Tausende Demonstranten setzten sich am Montag kurz vor 19 Uhr von der Stadthausanlage in Richtung Helvetiaplatz in Bewegung. Entlang ihrer Route, die quer durch die Stadt führte, zündeten sie Böller, Rauchpetarden und Feuerwerk.
Mit Transparenten, auf denen «Trump est malade» oder «Shut down WEF» standen, machten sie auf ihr Motto «Trump still not welcome!» aufmerksam, wie eine Reporterin von Keystone-SDA beobachtete.

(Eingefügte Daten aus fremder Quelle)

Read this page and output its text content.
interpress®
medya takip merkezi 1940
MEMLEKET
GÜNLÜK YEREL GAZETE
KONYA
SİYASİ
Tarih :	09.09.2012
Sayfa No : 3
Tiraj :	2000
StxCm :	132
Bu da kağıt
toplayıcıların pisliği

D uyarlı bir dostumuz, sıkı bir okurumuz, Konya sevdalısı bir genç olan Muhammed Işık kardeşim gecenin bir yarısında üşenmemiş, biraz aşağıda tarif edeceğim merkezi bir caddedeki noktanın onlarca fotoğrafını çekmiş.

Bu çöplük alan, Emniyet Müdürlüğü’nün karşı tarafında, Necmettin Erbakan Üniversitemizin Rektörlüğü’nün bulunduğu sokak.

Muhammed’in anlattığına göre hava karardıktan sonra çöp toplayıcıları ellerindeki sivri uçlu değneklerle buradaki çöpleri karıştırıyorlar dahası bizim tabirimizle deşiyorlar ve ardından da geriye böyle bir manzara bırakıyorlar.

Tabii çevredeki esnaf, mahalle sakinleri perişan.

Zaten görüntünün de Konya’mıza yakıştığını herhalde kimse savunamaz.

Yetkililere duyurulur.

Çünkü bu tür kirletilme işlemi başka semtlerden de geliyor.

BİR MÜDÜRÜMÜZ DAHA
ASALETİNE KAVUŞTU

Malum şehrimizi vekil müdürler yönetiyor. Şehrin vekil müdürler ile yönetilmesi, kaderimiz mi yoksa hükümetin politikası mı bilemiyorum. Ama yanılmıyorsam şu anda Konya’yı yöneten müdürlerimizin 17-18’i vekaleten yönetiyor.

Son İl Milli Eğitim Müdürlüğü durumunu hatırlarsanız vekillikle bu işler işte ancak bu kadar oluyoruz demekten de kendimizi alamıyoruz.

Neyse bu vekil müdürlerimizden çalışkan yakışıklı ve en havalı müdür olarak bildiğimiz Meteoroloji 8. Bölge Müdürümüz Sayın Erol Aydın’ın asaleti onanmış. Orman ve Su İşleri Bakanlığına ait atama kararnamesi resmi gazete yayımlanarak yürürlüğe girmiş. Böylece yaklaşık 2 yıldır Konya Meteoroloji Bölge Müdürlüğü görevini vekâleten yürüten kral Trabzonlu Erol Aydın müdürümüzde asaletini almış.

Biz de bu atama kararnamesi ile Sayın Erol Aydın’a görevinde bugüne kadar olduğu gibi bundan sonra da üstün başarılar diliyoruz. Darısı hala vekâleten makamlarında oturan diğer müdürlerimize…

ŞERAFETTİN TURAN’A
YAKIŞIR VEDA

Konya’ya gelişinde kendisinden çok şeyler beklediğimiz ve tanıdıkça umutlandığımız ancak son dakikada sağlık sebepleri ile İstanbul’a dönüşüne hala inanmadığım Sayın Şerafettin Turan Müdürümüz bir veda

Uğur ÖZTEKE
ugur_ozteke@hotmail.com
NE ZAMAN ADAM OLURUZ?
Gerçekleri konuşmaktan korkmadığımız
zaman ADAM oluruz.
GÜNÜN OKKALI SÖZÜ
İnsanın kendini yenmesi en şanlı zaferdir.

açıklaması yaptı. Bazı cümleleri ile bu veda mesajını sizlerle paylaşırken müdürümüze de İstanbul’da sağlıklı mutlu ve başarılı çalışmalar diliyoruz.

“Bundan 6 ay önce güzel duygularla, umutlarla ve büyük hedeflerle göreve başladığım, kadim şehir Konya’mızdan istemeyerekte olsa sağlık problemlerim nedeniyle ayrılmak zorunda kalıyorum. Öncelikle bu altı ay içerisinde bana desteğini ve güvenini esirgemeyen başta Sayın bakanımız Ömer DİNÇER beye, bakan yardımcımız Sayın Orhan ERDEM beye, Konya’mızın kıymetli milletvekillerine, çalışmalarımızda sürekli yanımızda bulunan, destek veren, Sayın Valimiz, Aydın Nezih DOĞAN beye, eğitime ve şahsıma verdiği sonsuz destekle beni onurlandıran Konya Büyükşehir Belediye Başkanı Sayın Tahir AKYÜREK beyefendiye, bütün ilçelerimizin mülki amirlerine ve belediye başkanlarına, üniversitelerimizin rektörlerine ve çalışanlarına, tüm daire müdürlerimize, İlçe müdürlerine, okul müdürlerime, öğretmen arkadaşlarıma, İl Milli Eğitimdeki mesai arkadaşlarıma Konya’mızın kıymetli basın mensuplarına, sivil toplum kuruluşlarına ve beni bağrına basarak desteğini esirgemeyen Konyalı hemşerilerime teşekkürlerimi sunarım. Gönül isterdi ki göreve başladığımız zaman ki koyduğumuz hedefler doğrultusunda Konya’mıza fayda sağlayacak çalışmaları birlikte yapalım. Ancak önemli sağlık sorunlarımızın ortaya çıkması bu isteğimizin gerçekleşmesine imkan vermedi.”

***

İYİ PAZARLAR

Gemäss bisherigen Erkenntnissen der Stadtpolizei kam es entlang der Umzugsroute wiederholt zu Sprayereien und Farbbeutelwürfen gegen Fassaden. An der Ecke Bahnhofstrasse/Uraniastrasse schlugen die Demonstranten Schaufensterscheiben ein. Die Höhe des Sachschadens sei noch unbekannt, so die Polizei.
Nach dem Ende der bewilligten Kundgebung formierte sich eine unbewilligte Nachdemonstration im Bereich Militär- und Kasernenstrasse. Unter diesen Teilnehmenden befanden sich Angehörige des «Schwarzen Blocks». Sie errichteten eine Blockade, welche die Polizei erst tolerierte. Kurz nach 21.30 Uhr wurde sie jedoch mit Wasserwerfern aufgelöst.
Bei diesen Ausschreitungen wurden zwar keine Demonstranten, jedoch Polizisten verletzt. Einer wurde von einem Stein am Bein getroffen. Ebenfalls am Bein verletzt wurde ein Polizist durch einen Feuerwerkskörper. Ein dritter Polizist stürzte wegen einer von den Demonstranten errichteten Barrikade am Stauffacher.
SVP fordert hartes Durchgreifen
Die SVP reagierte am Dienstagmorgen empört auf die Ausschreitungen. «Für die SVP ist klar: die Stadtpolizei muss solche Ausschreitungen zukünftig im Keim ersticken und die linksradikalen Chaoten müssen zur Rechenschaft gezogen werden», schrieb sie. Sie fordere seit Monaten «mehr Polizei für unsere Sicherheit». Dazu brauche es eine Aufstockung der Polizeikräfte, besser Arbeitsbedingungen und mehr Wertschätzung für die Polizistinnen und Polizisten.
Auf die Ausschreitungen könne es nur eine Antwort geben, schrieb die SVP weiter: Nulltoleranz und hartes Durchgreifen. Einen Schritt in diese Richtung soll die Anti-Chaoten-Initiative bewirken. Erst im Juni 2025 hatte der Kantonsrat der Umsetzung dieser neuen Regelung deutlich zugestimmt. Laut dieser darf die Sicherheitsdirektion die Einsatzkosten der Polizei auf Demonstrations-Teilnehmende abwälzen.
Allerdings ist die Umsetzung durch einen Rekurs blockiert. Die Rekurrenten befürchten, dass das Recht auf Protest ernsthaft gefährdet ist, wenn Polizeikosten auf Demonstrierende und Organisatoren abgewälzt werden.